Remember, the first half (before the execution) is from Ro’s point of view. The second half (after the execution) is from his daughter’s point of view. Ro dies. The reader should be very clear on that. There is no ‘hey, we swapped the bodies’ nonsense, he dies.
Ro Manus rode back to the City of Brass almost one year after he had left it to go south, further even than the Citadel of the Dog-Headed, which was now just a jackal-haunted ruin.
As his caravan came out of the foothills to the east and entered the Forest of the Dead which sprawled now for long miles on either side of the main road, he left the train of camels to his eminently capable assistant and the full complement of guards, and walked through the forest northwards, but not as far as the river.
Plenty of new trees, he noted, but not unduly many for a full turn of the seasons. He reached that section of forest where all the trees, hundreds upon hundreds, were of a height and crowded close together.
Ro pushed his way through the trees. He was ashamed that he would not have found the right tree if not for the unmistakable landmark of the tight circle of seven trees that stood just that much taller than the rest.
He knelt before his tree, kissed the soft mulched soil and breathed the words of a prayer meant to be chanted. He sat back on his heels and looked up at the tall silvery trunk and dry green leaves of the tree. Beyond its crown, the eternal sky sought to crush him. He looked down again.
‘Has it been this long?’ he asked. ‘It was yesterday, my love.’
In saying it, he had a spasm of guilt and closed his eyes. His thoughts had already turned ahead to the City of Brass, to Ninevah whom he saw as frequently as he visited this tree – once yearly.
With his eyes closed, Ro clearly saw this slope as it had been fifteen years ago. Women clad all in black, from head to wrist to toe, and even their hands and fingernails gone black with soil and ash. Some wept, but many did not. They buried their husbands, their sons, their daughters, their mothers, their fathers, even their cousins and nieces and nephews if the extended family had no other woman surviving to do it. Only the men who had no female relatives to do this task, like Ro, ventured the Forest of the Dead, and he had been the only man on that slope.
He had not chosen his place wisely, for his single tree. Beside him, a woman, tears falling into each hole, mixed ashes and soil for seven trees, seven.

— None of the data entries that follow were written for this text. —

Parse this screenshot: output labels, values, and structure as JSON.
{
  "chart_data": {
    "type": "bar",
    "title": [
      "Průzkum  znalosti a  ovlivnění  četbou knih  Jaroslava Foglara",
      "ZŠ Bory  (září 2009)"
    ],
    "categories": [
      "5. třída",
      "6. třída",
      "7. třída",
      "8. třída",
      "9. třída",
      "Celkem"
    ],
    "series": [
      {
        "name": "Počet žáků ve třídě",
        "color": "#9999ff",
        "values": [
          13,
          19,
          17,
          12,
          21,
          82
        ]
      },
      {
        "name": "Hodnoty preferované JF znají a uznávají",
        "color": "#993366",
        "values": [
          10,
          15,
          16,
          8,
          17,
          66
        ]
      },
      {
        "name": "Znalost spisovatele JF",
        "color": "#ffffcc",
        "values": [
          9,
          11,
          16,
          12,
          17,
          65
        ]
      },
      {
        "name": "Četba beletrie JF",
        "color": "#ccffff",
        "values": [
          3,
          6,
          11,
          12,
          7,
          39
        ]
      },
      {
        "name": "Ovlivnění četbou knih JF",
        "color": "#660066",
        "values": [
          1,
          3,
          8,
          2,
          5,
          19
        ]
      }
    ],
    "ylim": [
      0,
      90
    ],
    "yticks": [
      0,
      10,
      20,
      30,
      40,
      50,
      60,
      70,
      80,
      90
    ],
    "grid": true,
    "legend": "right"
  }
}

Ro had no words to say to that, and could not find the way or will to prevent her as she dug her holes and planted her trees in a circle she formed the centre of.
Now those seven trees grew just a little taller than the trees around them, and Ro was never at all curious, each year he visited, to peer between their trunks and see what he might see.
But the plague had passed, as all curses of the gods passed eventually, and the City of Brass had not yet seen a recurrence. It would eventually, Ro knew, traveller who had seen other cities come under the blight time and time again.
First, the name has to change – not through any fault of Ro’s but I used the name in another book before I got around to start editing this one, and I prefer it over there in the other one. So first step, change the name.
Secondly, the tone is wrong. It’s a bit formal or stilted or whatever, and I pretty quickly relax from that (as I noticed in my first comple re-read through before I started this editing process).
Thirdly, as an opening to a book, it’s probably a little too meandering. OK, so we find out that he’s returning from a successful trading year, had a wife, she died in the plague, and he has a thing for another woman now. We also learn something of the customs of the City of Brass (that they mark their dead by planting trees).
You know what would be better? We find out later that the Shah, the king of the city, is planning to plough under these trees because the city needs room to grow. (A lot of the time, Ro spends his time wondering if the Shah is actually a tyrant, or just extremely practical; that’s why he vacillitates about whether or not to join the people planning to overthrow him, and why he doesn’t pick a side – which in turn is why he kind of deserves what he gets. No place for fence-sitters in this world!) So, wouldn’t it be better if the trees are already ploughed under? If Ro comes home to bare earth where his wife’s grave once was? That would be better.
I don’t know if that image of the woman surrounding herself with her dead should stay. Maybe it can be slotted in somewhere else later.
Remember I was writing this for NaNoWriMo, so there’s going to be scenes that I lovingly dwell on, just to get my daily word count up. I think this was one of these scenes and it needs to be much shorter and with more stuff happening in it rather than remembrances that amount to backstory.
Writers often start the story too early, and I think this is one of those times. The huge benefit of putting distance between yourself and one of your stories is that you are more able to look at a patch of writing, even a patch that you’re fond of, and say – that is unnecessary. Delete it.